この1匹は、単なる1杯の釣果ではなく、今回の釣りのヒントを教えてくれた。タナは20mよりも浅く13mで、シャープな動きのものに反応する。また、スッテは白とピンクのツートンカラー。

さあ、これから入れ食いかと思いきや、中々喰ってこない。他の釣り人にもポツポツと当たり出しているが、入れ食いとまでは行かないようだ。

しかし、他の釣り人の準備は、万全だ。どの釣り人も竿を2本だしていた。一つは電動リールのスッテ仕掛け、もう一つはイカメタルや小鰺を付けた餌釣りなど。こちらも負けじとイカメタルを操るが、何の反応もない。

活気に欠ける船内だが、退屈はしなかった。なぜなら、海をのぞくと魚たちは生き生きと命を詩の謳歌しているからである。

銀鱗に輝く小イワシの大群が、アメーバのように形を変えながらうごめいている。真っ黒なキャンバスに銀色の動く絵の具が描かれているようだ。その群れに突進しているのが、ダツ将軍。彼は単独行動でイワシを一心に追い回している。

時折、びっくりしたように小イワシの群れが躍り上がる。ヤズ坊やとサゴシの子供がイワシの群れに飛び込む。

漁り火が、漆黒の海中に光の棒を差し込み、その間をぬって、小魚だけでなく、クラゲの幼生などの小動物が躍動しているのが見える。食物連鎖と弱肉強食の二相の世界を見せてくれる海は、喰う喰われるの殺伐とした世界であると同時に、そのことで食物連鎖の生態ピラミッドは保たれているという矛盾をはらんだ世界だ。

その白黒の世界で唯一赤い色を放つ生物が見え隠れする。小動物のように群れで動くのではなく、単独で遠慮がちにゆっくりと漂っている。ところが、突然、ジェット噴射を行い、小魚を捕食している。

信じられないことに、アカイカが水面まで浮いている。おびただしい数の小イワシを追って浮いてきている模様。いたずら心でイカメタルをアカイカの近くに落としてみるものの全くの無視。生き餌を追っているのだから、ルアーなんかに反応するはずがないよね。

こんなに浅く浮いて小イワシを捕食しているなら、深いタナを探っても釣れないよね。浅いタナを狙いなんとかポツポツアタリを拾っていくことができた。

やはりこの日は、小鰺を餌にした仕掛けでよく釣れた。それから、結構激しい誘いやアクションを仕掛けた方がイカの反応が良かったようだ。

真夜中にアタリが続く時合いらしき時間帯があったものの、あとはうまくイカを食わせ続けることができず、船長の合図で午前1時に納竿とした。

他の釣り人は、多い人で60~70杯、少ない人でも30杯くらいは釣っていたもよう。

イカ24杯という寂しい釣果に終わった今回の釣行。
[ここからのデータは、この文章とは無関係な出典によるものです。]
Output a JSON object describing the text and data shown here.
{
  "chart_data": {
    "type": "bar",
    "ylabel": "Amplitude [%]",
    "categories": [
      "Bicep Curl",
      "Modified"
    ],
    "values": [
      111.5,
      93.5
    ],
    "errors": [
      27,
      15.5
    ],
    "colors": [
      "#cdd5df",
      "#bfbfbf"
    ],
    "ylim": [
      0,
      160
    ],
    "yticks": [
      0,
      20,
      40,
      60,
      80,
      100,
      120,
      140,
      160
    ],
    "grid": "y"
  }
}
敗北感の中でも海の中の壮大な叙事詩を味わいそれなりに満足できた。帰る頃に突然降り出した雨にずぶ濡れになりながらも、心はすでに来年の漁り灯の宴を夢に見ていた。ほどよく睡魔が襲う中で雨に打たれ、うとうとしながら気持ちよく寄港したのだった。

わたしの幻燈は、これでおしまひであります。